Healthcare provision in most parts of Africa is very challenging.
The continent has about 15% of the world’s population but 24% of its disease burden. Life expectancy is rising, partly because of better healthcare, including vaccination programmes, but also because of greater food security.
This indicates that some progress is being made, while greater life expectancy and rapidly rising populations mean that even more people require healthcare with each year that goes by. According to the World Bank, there were about 500,000 doctors, 1,250,000 nurses and 1,000,000 hospital beds in Africa in 2012, the year of the most recent continent-wide estimate.
Many more trained healthcare professionals complete their education and training every year but far too many of them find work in other parts of the world, as African governments effectively subsidise North American and European healthcare systems.
HIV/AIDS, tuberculosis and malaria remain the biggest problems but the mortality rate from all three of them is falling. At the same time, the incidence of non-communicable diseases, such as cancer, diabetes and heart disease is increasing. The World Health Organisation has predicted that the death rate from cancer will double on the continent over the next 20–30 years, partly because smoking is becoming more popular.
Higher alcohol consumption will also probably result in a rise in an increased incidence of liver disease. African governments could act now to avoid many of the same problems that the rest of the world has experienced with non-communicable illnesses that are, to a large extent, avoidable. For example, taxation can play a big role in influencing tobacco and alcohol consumption patterns.
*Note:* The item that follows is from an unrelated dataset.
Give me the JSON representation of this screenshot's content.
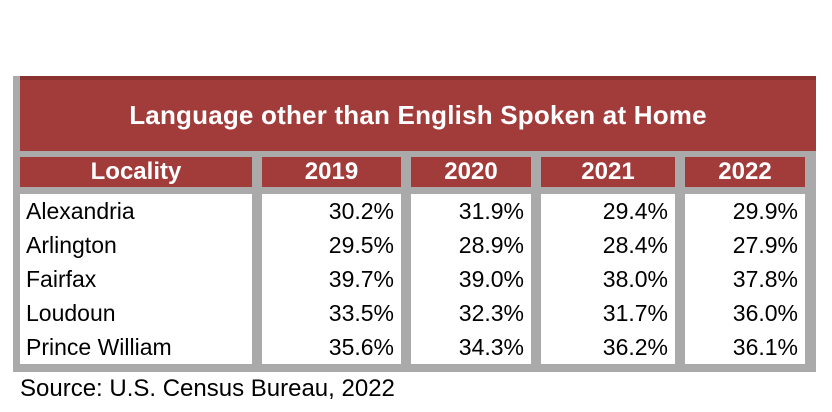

African pharmaceuticals are supplied by an increasingly diverse spread of companies, ranging from the international firms that have long dominated the industry, to Indian generics manufacturers, to homegrown producers, while Chinese suppliers are also targeting the continent. The debate over generics is well known: the developers of original medicines have sought to cover their research and development costs by maintaining high prices for their products.
This has put them beyond the financial reach of most African patients but Indian companies in particular have produced copies that can be sold at a fraction of the cost. Most HIV/AIDS antiretrovirals are now supplied in Africa on this basis but battles over patent production continue to be fought from medication to medication.
Generics have undoubtedly benefited African patients but the import of very low-cost Indian drugs is one of the reasons why African producers have just a 20% share of the continent’s pharmaceuticals market. Local manufacturing capacity varies from country to country but all are affected by the tendency of NGOs and inter-governmental donors to buy pharmaceuticals from Western firms or Indian generics producers. Despite this, African factories produce a very wide range of goods, from medicines and vaccinations, to diagnostic test kits, syringes and needles.
However, there have been some notable recent instances of foreign direct investment. In April, pharmaceutical firm Médis, which is owned by emerging markets investor Actis, bought Winthrop Pharma Senegal (WPS) from Sanofi. Hichem Omezzine, a director at Actis, commented at the time: “This acquisition is extremely exciting. Not only will Médis benefit from a world-class facility with significant production capacities and space available for fur ther expansion, but the business is also gaining an extremely strong platform from which to access the sub-Saharan African market.”
A growing market
Actis forecasts that the pharmaceutical market in Francophone Africa will grow at close to 10% a year in value over the next five years and other sources are optimistic about rising demand. Law firm Gowling WLG, which specialises in the African healthcare sector, estimates that healthcare sales will increase from $16bn in 2013 to $60bn in 2020, of which pharmaceutical spending will account for $43bn. The African Development Bank says that “Africa’s pharmaceutical industry is the fastest growing in the world”.
The Nigerian federal government currently spends just 4.5% of its budget on healthcare and less than 1% on pharmaceuticals, but has promised to boost these figures. Eyitayo Lambo, a former Nigerian minister of health, said in May: “Nigeria is still heavily dependent on importation of pharmaceutical products in spite of the existing local capacity. The prices of medicines are unaffordable to the majority of Nigerians who generally pay for them out-of-pocket.”
As in other sectors, it is difficult to know how much African governments should support and protect their own producers. The imposition of duties on imports can drive up prices but create security of supply by encouraging domestic factories. It is now eight years since the East African Community (EAC) removed all duties on finished pharmaceutical products in order to reduce prices; but it maintained import duties on raw materials, pushing up prices for local factories. The proportion of the market controlled by local producers has fallen, so the EAC has now introduced a range of incentives, including giving preferential treatment to locally produced pharmaceutical products in government procurement to boost demand
It is vital that African producers can sell their products in as wide a range of countries as possible. In a recent report, Gowling WLG stated: “Implementing international standards of manufacturing enables domestically manufactured pharmaceuticals to be traded in confidence between countries that have similar manufacturing standards. However, implementation of good manufacturing practices is not a straightforward process and requires the alignment of domestic policies across various government departments such as health, commerce, trade, and industry.”